Courtney Henning Novak é a tiktoker que se impressionou com o autor. Na série de vídeos em que se propõe a ler obras de outros países, escolheu do Brasil o romance do “Bruxo do Cosme Velho”, epíteto consagrado ao escritor carioca. Courtney chega a dizer que, depois da leitura, pretende aprender português e que Memórias Póstumas substituiu Orgulho e Preconceito, de Jane Austen (1775-1817), como seu livro favorito. Afirma também que ele deveria fazer parte do cânone literário ocidental. E, de fato, deveria.

Lançado em 1880, o romance foi publicado inicialmente no folhetim Revista Brasileira. Depois de obras de inspiração romântica, como Ressurreição (1872), A Mão e a Luva (1874) e Helena (1876), Memórias Póstumas de Brás Cubas inaugurou a fase madura do escritor, sucedido por Quincas Borba (1891) e Dom Casmurro (1899). Ainda que inserida dentro do Realismo, a obra vai muito além disso, pois traz elementos fantásticos e antecipa muito do que seria tendência no século XX.   

O livro começa com uma dedicatória mórbida, uma desinteressada carta ao leitor e o primeiro capítulo sentencia a morte do narrador. É desta posição, como “defunto autor”, que Brás Cubas conta sua história que, como se verá, não tem nada de gloriosa. O protagonista foi uma criança mimada, um adolescente dependente e um adulto que não realizou seus sonhos, se é que os teve. Os capítulos curtos representam uma vida fragmentada, que passou conforme as circunstâncias, oscilações de humor e, principalmente, conveniências.  

Esta sinopse melancólica não significa que o livro é necessariamente triste. O leitor, com quem Machado conversa do início ao fim, vai certamente rir, ainda que de forma um pouco sombria. Reflexões profundas são feitas de forma leve, como um diálogo imaginário entre a razão e sandice, uma viagem no tempo em um hipopótamo, ou simplesmente uma janela ventilando a consciência. 
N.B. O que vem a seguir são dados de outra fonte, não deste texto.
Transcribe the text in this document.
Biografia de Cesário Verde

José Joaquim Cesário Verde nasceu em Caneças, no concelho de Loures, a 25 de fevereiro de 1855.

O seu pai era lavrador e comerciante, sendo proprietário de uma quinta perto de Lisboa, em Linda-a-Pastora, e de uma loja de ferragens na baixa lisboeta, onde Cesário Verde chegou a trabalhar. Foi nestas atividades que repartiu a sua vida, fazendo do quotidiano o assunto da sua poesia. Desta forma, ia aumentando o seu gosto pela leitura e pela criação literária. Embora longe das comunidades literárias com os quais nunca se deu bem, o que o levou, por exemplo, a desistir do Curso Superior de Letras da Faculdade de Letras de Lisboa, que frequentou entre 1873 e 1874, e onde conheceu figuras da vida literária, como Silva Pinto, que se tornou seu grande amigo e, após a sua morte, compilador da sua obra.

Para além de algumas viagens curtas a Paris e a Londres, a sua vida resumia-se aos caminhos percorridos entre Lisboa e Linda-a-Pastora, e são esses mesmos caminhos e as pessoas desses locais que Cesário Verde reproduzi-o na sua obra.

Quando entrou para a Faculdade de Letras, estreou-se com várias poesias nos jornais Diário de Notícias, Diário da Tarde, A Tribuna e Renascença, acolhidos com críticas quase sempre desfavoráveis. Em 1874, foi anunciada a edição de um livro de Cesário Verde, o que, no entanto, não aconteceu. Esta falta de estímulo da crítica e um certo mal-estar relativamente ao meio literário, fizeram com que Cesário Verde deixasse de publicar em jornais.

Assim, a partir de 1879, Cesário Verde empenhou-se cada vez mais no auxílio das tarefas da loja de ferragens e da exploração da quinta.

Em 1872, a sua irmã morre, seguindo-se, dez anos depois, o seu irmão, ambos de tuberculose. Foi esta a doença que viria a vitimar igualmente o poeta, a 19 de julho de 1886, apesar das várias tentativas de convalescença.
Apenas um surto machadiano

Courtney, porém, não foi a primeira, nem a última, a reconhecer a importância da obra de Machado de Assis. Antes, gênios do porte do diretor Woody Allen, do escritor Philip Roth (1933-2018) e da intelectual Susan Sontag (1933-2004) elogiaram publicamente Memórias Póstumas de Brás Cubas e o autor nascido no Rio de Janeiro, atestando seu apelo universal.

O escritor Diogo Fontana, fundador e editor-chefe da Editora Danúbio, reforça que Memórias Póstumas é considerado por muita gente o “ápice da nossa literatura, pelo menos em prosa”. Para ele, o que agrada leitores de países desenvolvidos é especialmente a voz da obra. “Ela carrega um ceticismo de monóculo, schopenhaueriano”, afirma, usando o termo que define o pessimismo moral abordado pela tese de imutabilidade do caráter do filósofo alemão Arthur Schopenhauer. Diogo aponta que este é o mesmo cinismo de Woody Allen, que não se deixa levar pela rabugice.  

Já o escritor Alexandre Sugamosto, doutorando em Ciências da Religião pela PUC/MG e especialista em Metodologia de Ensino da Língua Portuguesa, diz que o livro é emblemático. Segundo ele, Memórias Póstumas insere a literatura brasileira na literatura universal, dialogando com esta diretamente, não de forma subalterna.  

A excepcionalidade da repercussão nos leva a refletir por qual motivo outras obras nacionais não atingem em cheio leitores estrangeiros como esta. Sugamosto comenta a questão do idioma, pois Portugal, em certa medida, sofre do mesmo problema: “A língua portuguesa, em termos culturais, é ainda minoritária.” Já Fontana vai além: “Talvez a literatura brasileira esteja muito voltada para o próprio umbigo e se preocupe demais com problemas locais”.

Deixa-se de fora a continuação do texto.